Norbert Pohlmann (Institut für Internet-Sicherheit):,
“The global View of Security Situation in the Internet”,
ECN – European CIIP Newsletter,
The constantly growing importance of the Internet for our information society makes it necessary to analyze and be acquainted with its Security Situation beyond the limits of the individual network operators.
We have all experienced the situation: you are sitting in a traffic jam and all you can see is a long line of cars in front of and behind you. In this situation, without any assistance, you do not have an overview of the problem. There is no direct information concerning why the traffic jam has come about, how long it is, at what point of the traffic jam you are located or – the most important information – when the traffic jam will dissolve. As this is a problem faced on a day-to-day basis by thousands of motorists, solutions have been developed to overcome the lack of information. There is a close network of traffic counter loops which record the traffic volume and situation on the motor-ways/freeways. Important information about traffic jams is provided by means of radio announcements, SMS, telephone and the Internet, while modern navigation systems process the information directly when planning the route to be taken. Through the use of these resources, motorists are “liberated” from their constricted local view of the situation and can take decisions in good time on the basis of the global information available, e.g. leaving by the next exit and using an alternative route. This situation can also be applied to the perspective that the network operators have of the Internet today. As a rule they have only a local perspective, i.e. an overview of their own network segments and the
communication data that is transferred. If problems occur here and are detected, they can be rectified quickly and systematically. However, if it becomes apparent that a problem has occurred that is not within their own domain of action, or if the required perspective is lacking, the situation is more difficult. In most cases we do not know the origin of the problem and we are reliant on third parties to solve the problem.
The global view of security situation in the Internet required in order to detect the problem and to select the appropriate solutions is missing. Such a global view on the Internet is difficult to achieve as people like to play their cards close to their chest. The precise internal network structure, communication connections and topologies are often treated confidentially by the network operators .
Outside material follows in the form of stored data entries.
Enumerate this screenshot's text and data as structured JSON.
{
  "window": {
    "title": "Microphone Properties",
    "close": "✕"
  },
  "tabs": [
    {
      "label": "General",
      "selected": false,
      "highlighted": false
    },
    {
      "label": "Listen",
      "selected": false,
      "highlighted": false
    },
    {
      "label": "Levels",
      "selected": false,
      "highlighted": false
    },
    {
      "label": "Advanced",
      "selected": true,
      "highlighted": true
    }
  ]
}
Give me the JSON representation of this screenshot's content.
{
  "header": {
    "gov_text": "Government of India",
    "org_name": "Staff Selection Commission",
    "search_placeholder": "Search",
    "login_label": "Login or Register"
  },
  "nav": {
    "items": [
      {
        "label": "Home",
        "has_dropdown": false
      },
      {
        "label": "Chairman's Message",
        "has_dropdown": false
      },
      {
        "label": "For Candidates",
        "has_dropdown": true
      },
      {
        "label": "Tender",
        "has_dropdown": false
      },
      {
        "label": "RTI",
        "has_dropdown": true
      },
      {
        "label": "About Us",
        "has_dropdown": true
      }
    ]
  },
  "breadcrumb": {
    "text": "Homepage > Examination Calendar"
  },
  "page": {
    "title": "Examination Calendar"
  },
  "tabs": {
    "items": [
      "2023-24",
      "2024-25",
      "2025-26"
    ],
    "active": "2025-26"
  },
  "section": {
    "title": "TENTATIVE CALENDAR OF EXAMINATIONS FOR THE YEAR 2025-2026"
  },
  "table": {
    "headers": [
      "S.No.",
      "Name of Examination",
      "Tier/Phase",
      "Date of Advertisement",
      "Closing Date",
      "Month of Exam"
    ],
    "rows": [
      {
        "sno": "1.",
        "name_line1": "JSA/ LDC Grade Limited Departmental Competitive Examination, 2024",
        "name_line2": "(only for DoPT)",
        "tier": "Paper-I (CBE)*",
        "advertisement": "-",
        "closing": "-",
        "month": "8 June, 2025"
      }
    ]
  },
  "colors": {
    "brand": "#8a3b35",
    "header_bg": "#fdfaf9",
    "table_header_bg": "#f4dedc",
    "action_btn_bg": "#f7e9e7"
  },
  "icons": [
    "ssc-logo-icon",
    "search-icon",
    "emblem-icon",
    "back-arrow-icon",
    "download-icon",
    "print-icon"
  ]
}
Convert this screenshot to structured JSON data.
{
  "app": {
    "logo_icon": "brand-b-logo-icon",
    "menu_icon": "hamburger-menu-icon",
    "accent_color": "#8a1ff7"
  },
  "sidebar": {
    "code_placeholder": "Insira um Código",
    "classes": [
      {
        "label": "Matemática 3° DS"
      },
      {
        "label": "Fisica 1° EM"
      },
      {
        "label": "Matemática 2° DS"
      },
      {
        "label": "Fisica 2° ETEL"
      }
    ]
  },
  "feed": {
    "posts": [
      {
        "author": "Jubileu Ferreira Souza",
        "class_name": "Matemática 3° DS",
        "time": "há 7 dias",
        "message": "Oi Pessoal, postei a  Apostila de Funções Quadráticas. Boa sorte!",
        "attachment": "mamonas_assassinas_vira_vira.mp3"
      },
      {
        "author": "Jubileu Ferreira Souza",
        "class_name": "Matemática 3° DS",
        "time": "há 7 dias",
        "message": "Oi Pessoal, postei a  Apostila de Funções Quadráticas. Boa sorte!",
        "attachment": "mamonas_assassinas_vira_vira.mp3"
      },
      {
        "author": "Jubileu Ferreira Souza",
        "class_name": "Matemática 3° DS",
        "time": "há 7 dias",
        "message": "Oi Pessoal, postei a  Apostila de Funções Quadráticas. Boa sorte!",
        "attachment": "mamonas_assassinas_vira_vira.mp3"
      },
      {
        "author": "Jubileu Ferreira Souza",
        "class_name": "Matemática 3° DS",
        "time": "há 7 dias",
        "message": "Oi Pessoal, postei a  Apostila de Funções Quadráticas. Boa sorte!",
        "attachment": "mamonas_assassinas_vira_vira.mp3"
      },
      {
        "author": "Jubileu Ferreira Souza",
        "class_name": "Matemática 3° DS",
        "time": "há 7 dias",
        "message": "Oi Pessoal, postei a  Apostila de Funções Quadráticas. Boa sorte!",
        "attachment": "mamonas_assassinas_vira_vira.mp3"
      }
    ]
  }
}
Furthermore, in order to obtain a global perspective, there are a few challenges that have to be coped: communication data is relevant in principle to data protection, the quantities of data are enormous, the data rates are sometimes so large that they cannot always be analyzed in real time, while long-term storage of the communication data in order to observe long-term developments appears to be impossible. Moreover, the question also arises of who feels responsible for creating a global perspective?